National Weather Service Of Paducah Promotes Severe Spring Weather Safety
The National Weather Service (NWS) of Paducah aims to promote severe weather safety with a week-long educational campaign.
The Spring Severe Weather Safety and Preparedness campaigns cover Kentucky, Missouri, Illinois, and Indiana.
As part of the safety and preparedness week event, Kentucky will also hold a statewide tornado drill on Wednesday, March 3 at 10 a.m. CST.
Rachel Trevino, a meteorologist at the NWS of Paducah, said spring severe weather usually takes place starting in March and continues through May or early June. The most severe weather is expected in April and May. She also said this year looks to be on track to produce the traditional weather patterns for the area.
The campaign is strategically planned to take place shortly before the spring severe weather season, intended to increase awareness of the hazards of severe storms as well as encourage a higher quality response to threats, according to the National Weather Service of Paducah’s website.
During each day of the campaign, the NWS will post graphics including tips, facts, and more regarding extreme weather preparedness. These tips include advice, such as staying aware of daily forecasts and road safety in the event of a tornado.

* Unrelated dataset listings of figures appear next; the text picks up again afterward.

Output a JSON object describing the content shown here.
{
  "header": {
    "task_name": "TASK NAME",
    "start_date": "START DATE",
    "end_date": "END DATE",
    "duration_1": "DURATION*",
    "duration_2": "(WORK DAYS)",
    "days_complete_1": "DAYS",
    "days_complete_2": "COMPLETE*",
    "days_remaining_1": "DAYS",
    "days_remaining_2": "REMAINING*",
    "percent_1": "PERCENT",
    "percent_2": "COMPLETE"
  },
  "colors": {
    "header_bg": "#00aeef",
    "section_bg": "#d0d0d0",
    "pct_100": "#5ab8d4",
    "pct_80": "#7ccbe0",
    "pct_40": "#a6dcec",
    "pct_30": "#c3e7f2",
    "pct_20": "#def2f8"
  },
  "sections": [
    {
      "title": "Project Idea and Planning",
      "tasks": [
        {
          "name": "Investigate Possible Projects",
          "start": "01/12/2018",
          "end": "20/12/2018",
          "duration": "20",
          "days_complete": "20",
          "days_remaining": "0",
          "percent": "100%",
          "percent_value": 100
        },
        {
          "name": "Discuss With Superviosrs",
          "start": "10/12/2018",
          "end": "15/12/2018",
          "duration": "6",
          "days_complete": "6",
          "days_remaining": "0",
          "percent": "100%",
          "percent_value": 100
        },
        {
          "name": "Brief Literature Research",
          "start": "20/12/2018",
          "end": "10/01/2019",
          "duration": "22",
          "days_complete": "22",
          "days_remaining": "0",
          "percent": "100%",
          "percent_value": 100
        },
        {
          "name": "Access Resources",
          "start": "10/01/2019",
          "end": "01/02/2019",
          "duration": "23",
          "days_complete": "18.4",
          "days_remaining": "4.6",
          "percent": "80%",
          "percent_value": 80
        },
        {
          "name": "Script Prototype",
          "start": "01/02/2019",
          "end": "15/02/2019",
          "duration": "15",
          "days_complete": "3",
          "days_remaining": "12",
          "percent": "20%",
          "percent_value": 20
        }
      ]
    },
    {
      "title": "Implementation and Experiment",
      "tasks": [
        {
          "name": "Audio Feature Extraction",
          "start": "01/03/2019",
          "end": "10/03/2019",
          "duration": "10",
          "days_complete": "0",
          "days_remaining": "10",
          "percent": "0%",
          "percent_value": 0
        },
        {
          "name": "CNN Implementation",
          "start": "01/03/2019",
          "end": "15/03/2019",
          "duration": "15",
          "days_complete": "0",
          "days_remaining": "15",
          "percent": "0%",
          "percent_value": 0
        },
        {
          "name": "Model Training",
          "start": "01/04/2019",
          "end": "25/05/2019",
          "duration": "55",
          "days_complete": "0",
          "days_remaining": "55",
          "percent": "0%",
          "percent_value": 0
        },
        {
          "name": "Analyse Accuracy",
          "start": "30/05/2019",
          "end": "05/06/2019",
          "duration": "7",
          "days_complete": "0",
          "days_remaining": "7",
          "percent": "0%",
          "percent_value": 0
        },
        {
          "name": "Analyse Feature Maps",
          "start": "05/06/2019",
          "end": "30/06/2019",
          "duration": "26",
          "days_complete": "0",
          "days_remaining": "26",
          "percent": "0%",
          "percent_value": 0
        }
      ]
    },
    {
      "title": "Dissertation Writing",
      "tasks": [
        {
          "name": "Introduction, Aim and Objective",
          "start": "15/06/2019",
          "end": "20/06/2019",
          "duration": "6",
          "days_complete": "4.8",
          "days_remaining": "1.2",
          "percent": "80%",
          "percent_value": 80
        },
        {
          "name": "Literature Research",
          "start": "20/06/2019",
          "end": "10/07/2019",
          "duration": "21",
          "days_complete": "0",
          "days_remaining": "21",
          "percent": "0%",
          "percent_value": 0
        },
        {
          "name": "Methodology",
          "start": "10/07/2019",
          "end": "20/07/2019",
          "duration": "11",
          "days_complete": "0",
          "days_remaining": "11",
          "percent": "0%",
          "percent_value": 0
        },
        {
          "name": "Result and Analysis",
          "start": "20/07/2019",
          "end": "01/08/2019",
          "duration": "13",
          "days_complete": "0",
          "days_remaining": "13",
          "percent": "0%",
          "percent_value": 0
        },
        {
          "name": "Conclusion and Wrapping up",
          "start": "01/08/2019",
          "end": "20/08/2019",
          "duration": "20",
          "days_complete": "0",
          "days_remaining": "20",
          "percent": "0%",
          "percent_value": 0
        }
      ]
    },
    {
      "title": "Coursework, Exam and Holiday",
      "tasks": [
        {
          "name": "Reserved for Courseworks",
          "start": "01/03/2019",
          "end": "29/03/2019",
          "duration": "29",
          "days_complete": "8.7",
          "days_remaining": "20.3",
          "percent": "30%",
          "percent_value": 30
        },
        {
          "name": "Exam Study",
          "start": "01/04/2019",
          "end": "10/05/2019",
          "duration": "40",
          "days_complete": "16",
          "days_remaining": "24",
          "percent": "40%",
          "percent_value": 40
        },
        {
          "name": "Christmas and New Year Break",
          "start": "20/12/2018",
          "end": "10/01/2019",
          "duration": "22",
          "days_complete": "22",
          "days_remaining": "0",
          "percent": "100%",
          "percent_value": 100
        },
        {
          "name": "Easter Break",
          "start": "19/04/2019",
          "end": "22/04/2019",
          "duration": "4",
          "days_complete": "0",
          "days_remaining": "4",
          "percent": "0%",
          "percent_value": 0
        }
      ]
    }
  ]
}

Trevino said it’s an annual event that aims to keep people safe in a season known to bring hazardous thunderstorms with high winds and tornados. Trevino also stressed the importance of being knowledgeable of the potential hazards of the season, as well as preparing plans of action before the need arises.
“If you haven’t thought about what you want to do, it takes longer to decide what to do and to make a good decision,” she said.
She said it’s important to educate and prepare children and teens for the coming season, pointing to school tornado drills that serve to not only keep students safe but also to keep them calm in the case of a weather emergency. She said preparing children for inclement weather situations before they occur may serve to reduce panic in the event that their guardian is out of the house.